Consistency does not appear to be an object in policymaking. For many years subsidies for tobacco growers co-existed with anti-smoking measures. A couple of months ago NYU law professor Richard Epstein wrote about regulatory and legal over-reach in the anti-smoking fight. One of his conclusions: “There are other steps the government could take. The United States should promptly cut to zero the near $200 million in tobacco subsidies that it shelled out in 2010.”
The US is not alone in this. The EU also subsidized tobacco farmers. Eventually the European Parliament cut most of the tobacco subsidy, but recently there was a report about subsidies to cigarette factories. Meanwhile the EU runs anti-smoking ads.
Regarding financial regulation, Mr. Dimon says higher bank capital requirements may be reasonable in the future but are not reasonable now, in the midst of the European debt crisis. New capital rules discourage short-term lending to other banks and purchases of risky bank assets, getting in the way of stabilizing the financial system. This is not good for creating jobs and is making recovery slower and more painful, he argued.
A simple explanation for seemingly incompatible policies is that different government entities have different goals and do not coordinate their efforts. Thus Mr. Dimon suggested that policymakers should talk to each other.

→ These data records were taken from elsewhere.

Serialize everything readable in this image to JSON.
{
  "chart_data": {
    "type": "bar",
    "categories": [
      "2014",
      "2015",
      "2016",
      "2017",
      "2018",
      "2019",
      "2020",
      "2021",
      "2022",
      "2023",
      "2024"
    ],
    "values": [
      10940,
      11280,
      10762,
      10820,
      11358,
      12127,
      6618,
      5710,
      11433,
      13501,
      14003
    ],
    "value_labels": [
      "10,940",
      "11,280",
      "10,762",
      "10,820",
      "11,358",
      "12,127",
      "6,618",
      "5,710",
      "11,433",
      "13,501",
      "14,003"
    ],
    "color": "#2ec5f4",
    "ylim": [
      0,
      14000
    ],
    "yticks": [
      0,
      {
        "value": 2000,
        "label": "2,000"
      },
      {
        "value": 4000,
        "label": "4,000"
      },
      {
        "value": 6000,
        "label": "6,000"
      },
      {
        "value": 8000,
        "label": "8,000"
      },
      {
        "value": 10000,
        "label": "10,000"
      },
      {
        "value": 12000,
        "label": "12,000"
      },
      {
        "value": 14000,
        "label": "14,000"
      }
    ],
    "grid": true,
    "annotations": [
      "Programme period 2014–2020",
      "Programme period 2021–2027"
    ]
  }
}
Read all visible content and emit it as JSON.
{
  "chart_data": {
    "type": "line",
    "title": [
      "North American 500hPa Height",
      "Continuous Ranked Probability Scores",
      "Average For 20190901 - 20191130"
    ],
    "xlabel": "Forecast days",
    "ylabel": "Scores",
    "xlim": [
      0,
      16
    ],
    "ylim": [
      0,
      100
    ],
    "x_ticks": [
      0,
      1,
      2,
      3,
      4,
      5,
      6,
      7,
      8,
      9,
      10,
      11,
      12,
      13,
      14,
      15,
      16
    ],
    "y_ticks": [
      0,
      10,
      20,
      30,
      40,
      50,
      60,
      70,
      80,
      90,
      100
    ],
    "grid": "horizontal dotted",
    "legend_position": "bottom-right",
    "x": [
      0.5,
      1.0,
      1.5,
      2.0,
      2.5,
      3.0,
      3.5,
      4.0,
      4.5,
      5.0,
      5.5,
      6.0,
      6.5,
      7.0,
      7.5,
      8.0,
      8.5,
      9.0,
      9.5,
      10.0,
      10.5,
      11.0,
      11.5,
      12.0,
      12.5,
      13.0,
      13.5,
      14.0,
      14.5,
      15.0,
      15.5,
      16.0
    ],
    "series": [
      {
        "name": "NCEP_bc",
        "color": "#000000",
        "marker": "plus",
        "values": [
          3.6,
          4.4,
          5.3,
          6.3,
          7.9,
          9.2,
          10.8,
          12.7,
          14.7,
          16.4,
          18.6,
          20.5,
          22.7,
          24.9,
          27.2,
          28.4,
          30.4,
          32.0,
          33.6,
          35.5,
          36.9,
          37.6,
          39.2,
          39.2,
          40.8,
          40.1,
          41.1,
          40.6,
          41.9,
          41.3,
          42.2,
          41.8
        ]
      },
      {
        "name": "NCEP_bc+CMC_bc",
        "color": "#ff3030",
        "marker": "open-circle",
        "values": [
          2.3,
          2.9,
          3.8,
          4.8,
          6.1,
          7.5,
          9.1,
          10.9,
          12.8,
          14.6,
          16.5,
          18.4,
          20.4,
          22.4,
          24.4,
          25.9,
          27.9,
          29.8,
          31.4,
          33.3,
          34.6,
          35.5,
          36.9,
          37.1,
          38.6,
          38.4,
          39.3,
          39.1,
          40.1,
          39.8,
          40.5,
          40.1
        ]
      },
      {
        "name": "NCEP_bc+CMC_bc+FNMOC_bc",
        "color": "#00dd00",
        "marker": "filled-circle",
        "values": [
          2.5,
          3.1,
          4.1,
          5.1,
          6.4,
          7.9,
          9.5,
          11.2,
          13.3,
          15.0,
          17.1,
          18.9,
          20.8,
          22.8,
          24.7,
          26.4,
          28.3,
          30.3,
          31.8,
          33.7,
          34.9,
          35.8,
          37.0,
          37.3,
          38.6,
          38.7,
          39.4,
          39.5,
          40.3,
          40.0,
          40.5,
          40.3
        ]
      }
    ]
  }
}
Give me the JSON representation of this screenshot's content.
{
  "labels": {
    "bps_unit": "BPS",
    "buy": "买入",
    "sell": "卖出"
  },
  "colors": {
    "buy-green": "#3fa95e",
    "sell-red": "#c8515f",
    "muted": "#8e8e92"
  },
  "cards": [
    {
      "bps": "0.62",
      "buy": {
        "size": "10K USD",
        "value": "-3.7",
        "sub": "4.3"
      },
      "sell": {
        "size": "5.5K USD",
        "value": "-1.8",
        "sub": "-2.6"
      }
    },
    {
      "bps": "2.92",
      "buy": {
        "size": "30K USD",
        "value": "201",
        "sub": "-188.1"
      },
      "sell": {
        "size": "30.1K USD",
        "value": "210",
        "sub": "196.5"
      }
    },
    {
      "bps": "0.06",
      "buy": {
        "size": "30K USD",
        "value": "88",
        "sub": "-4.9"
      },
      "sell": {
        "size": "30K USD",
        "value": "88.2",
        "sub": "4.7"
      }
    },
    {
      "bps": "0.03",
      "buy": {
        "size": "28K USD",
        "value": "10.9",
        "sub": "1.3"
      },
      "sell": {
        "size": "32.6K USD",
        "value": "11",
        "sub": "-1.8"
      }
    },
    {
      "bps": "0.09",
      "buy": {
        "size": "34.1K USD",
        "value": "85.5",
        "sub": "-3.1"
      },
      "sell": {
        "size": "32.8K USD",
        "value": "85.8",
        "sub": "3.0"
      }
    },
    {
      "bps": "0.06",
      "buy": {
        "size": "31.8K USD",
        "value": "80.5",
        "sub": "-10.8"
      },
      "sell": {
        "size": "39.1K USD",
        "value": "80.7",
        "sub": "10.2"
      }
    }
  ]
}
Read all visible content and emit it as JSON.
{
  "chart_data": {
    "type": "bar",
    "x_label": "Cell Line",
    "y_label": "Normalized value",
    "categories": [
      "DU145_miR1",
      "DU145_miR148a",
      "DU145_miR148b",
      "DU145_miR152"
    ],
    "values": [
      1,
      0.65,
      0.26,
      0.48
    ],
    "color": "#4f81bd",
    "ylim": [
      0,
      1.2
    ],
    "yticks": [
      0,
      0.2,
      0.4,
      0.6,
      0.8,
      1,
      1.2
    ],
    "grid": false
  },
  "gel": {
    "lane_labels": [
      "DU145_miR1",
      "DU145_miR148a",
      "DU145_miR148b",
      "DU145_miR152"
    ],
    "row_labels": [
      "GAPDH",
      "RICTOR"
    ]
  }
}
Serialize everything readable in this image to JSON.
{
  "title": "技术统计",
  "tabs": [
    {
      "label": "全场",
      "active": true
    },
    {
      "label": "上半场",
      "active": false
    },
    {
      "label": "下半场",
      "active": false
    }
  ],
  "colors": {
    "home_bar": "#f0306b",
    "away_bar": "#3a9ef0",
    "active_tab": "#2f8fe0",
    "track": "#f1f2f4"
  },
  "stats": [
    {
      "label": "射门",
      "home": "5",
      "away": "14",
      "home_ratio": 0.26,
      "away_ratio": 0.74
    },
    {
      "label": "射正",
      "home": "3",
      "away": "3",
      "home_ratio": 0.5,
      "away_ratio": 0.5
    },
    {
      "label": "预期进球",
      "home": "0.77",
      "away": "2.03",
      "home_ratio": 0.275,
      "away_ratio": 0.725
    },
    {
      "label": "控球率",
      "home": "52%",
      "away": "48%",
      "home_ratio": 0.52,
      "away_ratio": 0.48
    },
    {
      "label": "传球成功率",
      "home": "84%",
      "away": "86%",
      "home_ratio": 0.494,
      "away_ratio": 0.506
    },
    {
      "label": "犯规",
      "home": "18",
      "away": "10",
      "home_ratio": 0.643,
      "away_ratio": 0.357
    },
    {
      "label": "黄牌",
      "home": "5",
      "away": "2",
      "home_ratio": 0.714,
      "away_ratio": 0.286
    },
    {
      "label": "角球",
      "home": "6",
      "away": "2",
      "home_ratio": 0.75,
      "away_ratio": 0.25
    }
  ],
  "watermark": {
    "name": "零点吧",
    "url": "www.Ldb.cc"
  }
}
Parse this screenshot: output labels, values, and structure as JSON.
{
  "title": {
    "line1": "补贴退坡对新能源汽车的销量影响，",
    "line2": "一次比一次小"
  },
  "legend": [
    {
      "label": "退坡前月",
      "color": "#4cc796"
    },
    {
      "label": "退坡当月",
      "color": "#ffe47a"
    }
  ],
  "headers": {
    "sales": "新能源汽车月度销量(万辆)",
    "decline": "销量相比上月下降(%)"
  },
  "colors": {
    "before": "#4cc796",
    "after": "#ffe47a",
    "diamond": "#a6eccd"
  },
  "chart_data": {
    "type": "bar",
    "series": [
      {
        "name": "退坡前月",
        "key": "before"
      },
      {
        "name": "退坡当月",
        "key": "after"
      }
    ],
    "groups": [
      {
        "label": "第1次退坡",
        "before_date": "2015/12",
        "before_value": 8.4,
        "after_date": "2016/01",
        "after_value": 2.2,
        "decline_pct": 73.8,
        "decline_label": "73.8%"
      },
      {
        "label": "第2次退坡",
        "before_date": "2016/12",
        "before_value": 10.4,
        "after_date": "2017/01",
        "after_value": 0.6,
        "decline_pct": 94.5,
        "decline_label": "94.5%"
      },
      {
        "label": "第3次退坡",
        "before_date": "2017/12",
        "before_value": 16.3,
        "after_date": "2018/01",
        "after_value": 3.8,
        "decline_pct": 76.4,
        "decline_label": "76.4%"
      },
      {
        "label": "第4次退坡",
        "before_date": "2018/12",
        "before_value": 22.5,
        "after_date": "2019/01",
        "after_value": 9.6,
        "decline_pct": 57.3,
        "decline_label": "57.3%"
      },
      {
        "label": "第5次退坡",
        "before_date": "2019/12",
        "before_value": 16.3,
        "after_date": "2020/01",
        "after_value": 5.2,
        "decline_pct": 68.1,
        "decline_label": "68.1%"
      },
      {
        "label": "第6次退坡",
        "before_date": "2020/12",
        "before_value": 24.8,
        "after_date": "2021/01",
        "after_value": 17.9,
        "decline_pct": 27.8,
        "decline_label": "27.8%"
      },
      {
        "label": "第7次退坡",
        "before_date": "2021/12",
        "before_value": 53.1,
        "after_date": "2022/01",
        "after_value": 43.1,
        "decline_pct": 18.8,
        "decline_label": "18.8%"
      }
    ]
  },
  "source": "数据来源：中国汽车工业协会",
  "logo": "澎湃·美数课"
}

Bureaucracies typically resist working with other bureaucracies for fear that their own power and budget might decline as a result. If high-ranking politicians wanted to, they could insist on coordinated policymaking. But they don’t, because coordinating does not matter to them. The ultimate goal for a politician running for office is to get elected. From that vantage point, politicians tend to consistently push for policies that will bring them votes, funds or both. Anti-smoking gestures and agricultural subsidies are consistent with politicians’ self interest.
As for creating jobs, this is a means to getting elected but not the only means and not the most effective one, because it is uncertain. Government actions supposed to create jobs in reality often don’t. Raising money is probably more important because it allows for greater propaganda in which you can claim to be creating jobs, a more straightforward way to influence public opinion than attempting the real thing. Regulations that threaten the interests of large potential donors like banks are good for getting funds – the threatened businesses pay protection money – while also getting votes via the populist theme of attacking fat cat banks.
If policies were few and transparent, job creation, a goal desired by most of the population, would be more likely to be pursued consistently. Or at least, there would be fewer actions that go against it. That’s another argument for limited government. As things now stand, there are interventions for each objective and also for its opposite, all benefitting the political class.